While interest rates have further to fall, the timing of policy loosening this year could become increasingly complex, given growing domestic and international inflation risks and stagflation (combination of stagnant economic growth, rising unemployment and rising inflation) fears. Against this backdrop, the Monetary Policy Committee is likely to continue to take baby steps in cutting interest rates, with three or four 0.25% interest rate cuts (taking UK interest rate to 4.00% or 3.75%) the most likely outcome this year.

  1. Households unlikely to feel materially better off

Any boost to living standards from continued positive real wage growth and improvements to public services is likely to be largely offset by the effects of sticky inflation and high household costs. Any improvement would be in the aftermath of a prolonged period of declining living standards and, as such, households are unlikely to feel any material change. Poor productivity remains the main longstanding barrier to delivering sustainably higher wages and a sustained improvement in living standards.

  1. Higher, more volatile global prices could become the norm

A key uncertainty for 2025 is how Donald Trump’s new presidency will shape global political and economic events. Higher, more volatile prices could become the norm amid a shift away from globalisation. New US tariffs would not be terminal for the UK economy overall, given that most UK exports to the US are services, which would be largely unaffected by tariffs. However, the damage to the global economy from possible retaliation from other countries in tit-for-tat trade tariffs could notably weaken growth, partly through higher inflation. Elsewhere, Europe’s economy faces a potentially difficult 2025, given the political uncertainty in France and Germany, two of the region’s biggest economies. The outlook for China will largely depend on the success of its stimulus measures in boosting its property market and overall confidence.
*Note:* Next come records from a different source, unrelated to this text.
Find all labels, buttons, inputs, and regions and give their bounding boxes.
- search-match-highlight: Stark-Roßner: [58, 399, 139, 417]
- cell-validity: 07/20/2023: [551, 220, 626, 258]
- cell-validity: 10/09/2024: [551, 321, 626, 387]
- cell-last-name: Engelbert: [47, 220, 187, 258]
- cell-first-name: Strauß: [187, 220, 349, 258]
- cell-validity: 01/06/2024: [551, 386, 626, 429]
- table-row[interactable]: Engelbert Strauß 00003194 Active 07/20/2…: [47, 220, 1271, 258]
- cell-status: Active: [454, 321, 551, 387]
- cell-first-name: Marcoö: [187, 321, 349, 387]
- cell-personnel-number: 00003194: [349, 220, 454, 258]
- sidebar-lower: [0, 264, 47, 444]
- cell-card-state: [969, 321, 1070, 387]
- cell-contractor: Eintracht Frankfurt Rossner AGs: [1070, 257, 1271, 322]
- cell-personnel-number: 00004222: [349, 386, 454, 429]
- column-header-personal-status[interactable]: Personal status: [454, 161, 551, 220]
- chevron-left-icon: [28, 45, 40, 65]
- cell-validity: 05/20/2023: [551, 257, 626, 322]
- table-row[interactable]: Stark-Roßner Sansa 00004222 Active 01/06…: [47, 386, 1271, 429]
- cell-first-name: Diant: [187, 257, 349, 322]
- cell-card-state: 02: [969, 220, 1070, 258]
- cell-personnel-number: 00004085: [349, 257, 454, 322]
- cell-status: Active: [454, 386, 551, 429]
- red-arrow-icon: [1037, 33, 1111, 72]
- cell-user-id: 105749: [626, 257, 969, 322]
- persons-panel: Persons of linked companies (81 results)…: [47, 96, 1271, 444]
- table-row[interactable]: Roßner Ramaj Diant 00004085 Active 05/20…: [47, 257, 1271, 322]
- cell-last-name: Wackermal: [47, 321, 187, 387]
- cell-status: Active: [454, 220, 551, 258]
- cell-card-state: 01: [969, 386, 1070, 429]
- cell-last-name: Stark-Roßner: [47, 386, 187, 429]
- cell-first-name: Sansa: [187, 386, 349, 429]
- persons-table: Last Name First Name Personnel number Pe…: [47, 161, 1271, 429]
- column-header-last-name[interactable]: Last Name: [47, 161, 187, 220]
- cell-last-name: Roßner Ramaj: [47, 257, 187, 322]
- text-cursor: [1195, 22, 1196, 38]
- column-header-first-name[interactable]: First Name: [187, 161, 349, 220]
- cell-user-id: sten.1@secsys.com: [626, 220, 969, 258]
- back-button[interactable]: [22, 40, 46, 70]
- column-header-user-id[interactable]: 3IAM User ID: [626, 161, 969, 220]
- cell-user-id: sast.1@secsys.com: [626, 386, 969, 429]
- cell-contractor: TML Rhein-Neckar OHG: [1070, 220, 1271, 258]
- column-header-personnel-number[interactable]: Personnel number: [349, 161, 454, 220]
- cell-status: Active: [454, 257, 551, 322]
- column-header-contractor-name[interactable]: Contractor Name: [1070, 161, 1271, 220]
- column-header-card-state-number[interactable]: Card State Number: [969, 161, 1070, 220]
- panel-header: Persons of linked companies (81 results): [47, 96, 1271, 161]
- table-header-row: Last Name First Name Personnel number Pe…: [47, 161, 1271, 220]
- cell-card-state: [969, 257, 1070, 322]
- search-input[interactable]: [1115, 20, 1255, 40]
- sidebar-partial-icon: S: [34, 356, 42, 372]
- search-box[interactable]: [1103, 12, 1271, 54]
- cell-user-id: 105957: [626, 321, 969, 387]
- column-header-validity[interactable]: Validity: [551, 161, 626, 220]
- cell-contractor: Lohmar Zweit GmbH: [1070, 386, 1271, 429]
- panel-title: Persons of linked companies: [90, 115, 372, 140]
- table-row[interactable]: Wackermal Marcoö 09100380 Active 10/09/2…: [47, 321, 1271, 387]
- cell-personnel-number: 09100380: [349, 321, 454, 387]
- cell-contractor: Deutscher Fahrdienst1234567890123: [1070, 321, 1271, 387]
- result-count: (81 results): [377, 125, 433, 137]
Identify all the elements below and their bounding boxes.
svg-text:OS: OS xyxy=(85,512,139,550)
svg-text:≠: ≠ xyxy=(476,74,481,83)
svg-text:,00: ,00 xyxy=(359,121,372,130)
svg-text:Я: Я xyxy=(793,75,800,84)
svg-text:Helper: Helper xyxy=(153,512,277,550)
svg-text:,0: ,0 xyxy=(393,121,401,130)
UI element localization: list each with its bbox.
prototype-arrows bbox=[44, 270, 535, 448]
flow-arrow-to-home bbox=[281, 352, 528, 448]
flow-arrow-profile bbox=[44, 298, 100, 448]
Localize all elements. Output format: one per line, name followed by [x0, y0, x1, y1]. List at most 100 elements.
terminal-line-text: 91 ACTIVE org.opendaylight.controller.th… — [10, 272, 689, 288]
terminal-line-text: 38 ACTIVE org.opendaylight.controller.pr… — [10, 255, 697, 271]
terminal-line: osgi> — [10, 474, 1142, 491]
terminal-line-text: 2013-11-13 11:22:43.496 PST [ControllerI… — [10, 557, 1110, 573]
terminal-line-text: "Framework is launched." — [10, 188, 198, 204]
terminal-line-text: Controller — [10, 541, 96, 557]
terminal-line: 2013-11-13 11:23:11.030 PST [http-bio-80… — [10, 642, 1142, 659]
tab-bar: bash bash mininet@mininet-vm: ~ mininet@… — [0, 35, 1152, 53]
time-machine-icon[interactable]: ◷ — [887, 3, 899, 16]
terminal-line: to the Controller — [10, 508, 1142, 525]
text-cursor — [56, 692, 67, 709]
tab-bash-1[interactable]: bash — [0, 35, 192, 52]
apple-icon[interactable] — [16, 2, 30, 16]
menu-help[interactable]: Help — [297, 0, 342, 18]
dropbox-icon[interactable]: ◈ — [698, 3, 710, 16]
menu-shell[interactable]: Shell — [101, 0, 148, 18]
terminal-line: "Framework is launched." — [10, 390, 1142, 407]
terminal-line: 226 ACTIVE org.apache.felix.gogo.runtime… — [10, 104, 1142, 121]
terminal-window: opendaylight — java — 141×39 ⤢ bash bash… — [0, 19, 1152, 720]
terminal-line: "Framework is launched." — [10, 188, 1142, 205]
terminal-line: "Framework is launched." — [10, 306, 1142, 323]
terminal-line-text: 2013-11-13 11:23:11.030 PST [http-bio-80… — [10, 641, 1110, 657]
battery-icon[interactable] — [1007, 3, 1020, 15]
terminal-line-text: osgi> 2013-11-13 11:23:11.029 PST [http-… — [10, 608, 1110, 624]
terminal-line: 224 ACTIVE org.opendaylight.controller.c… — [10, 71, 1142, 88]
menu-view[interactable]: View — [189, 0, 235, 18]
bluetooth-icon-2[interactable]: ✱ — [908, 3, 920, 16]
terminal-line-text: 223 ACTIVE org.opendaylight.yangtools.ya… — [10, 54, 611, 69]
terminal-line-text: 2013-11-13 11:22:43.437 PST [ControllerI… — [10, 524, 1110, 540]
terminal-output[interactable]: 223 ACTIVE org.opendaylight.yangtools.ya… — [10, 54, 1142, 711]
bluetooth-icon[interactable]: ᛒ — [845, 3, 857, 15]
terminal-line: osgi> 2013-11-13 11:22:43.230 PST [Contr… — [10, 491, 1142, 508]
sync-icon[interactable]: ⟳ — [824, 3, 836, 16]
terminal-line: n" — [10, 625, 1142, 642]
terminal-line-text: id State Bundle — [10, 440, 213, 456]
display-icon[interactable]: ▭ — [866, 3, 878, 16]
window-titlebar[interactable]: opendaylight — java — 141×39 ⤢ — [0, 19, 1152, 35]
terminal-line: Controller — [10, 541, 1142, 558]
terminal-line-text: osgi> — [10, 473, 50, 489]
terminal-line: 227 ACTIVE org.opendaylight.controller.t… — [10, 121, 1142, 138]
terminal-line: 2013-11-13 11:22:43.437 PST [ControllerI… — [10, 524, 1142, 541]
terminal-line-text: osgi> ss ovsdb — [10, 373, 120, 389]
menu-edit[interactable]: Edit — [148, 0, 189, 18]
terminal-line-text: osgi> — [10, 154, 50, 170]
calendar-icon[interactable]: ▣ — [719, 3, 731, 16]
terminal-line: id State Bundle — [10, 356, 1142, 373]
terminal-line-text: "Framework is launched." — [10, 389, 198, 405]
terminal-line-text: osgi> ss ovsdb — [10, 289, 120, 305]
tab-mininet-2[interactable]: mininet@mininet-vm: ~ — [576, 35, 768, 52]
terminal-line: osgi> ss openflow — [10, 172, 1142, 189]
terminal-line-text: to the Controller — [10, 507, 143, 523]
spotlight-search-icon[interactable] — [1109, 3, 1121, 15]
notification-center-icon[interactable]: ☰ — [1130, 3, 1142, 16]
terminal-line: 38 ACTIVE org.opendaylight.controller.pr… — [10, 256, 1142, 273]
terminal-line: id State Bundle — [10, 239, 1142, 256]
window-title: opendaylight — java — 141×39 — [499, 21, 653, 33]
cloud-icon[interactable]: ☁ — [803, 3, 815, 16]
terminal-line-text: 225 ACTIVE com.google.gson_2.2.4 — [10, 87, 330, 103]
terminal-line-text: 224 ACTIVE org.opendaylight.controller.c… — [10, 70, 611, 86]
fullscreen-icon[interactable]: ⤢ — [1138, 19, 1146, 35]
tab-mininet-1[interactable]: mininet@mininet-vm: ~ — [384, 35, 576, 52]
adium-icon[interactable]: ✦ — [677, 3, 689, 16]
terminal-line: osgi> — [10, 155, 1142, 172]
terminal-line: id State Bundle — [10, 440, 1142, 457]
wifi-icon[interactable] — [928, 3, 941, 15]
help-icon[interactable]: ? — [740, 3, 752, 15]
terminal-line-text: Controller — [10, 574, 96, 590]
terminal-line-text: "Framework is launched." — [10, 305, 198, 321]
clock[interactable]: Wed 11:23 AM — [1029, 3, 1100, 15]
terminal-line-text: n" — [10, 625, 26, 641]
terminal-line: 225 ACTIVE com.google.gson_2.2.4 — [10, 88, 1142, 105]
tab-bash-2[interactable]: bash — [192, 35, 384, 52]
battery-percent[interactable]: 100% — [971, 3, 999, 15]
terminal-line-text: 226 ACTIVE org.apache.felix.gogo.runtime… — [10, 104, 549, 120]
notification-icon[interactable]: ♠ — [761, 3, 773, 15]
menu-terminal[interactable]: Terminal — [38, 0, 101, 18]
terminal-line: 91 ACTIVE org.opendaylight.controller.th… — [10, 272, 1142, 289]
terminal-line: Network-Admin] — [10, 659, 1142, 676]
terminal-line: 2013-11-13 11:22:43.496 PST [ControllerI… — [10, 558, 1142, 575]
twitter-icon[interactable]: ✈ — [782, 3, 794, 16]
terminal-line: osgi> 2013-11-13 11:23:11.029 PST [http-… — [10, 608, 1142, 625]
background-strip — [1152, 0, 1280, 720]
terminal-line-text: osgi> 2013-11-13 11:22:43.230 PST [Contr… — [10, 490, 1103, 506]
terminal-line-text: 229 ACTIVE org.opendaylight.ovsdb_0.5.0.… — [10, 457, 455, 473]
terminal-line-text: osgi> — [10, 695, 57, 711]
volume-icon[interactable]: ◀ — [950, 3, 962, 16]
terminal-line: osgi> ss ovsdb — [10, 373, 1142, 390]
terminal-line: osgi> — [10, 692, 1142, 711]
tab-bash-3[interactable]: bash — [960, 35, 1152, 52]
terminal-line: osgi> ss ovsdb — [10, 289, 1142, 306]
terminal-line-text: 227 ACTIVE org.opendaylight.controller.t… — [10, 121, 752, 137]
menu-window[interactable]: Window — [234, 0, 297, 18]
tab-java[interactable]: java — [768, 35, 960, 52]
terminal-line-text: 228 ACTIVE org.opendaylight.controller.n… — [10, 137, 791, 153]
UK economy – what to watch for this month

ICAEW’s Business Confidence Monitor, one of the most comprehensive quarterly surveys of UK business activity, will release its findings for the fourth quarter of 2024 on 15 January. On the same day, December’s inflation figures are expected to reveal a slight rise in the headline rate. Meanwhile, the UK GDP figures for November 2024, set to be published on 16 January, are anticipated to show a return to growth following monthly declines in both October and September.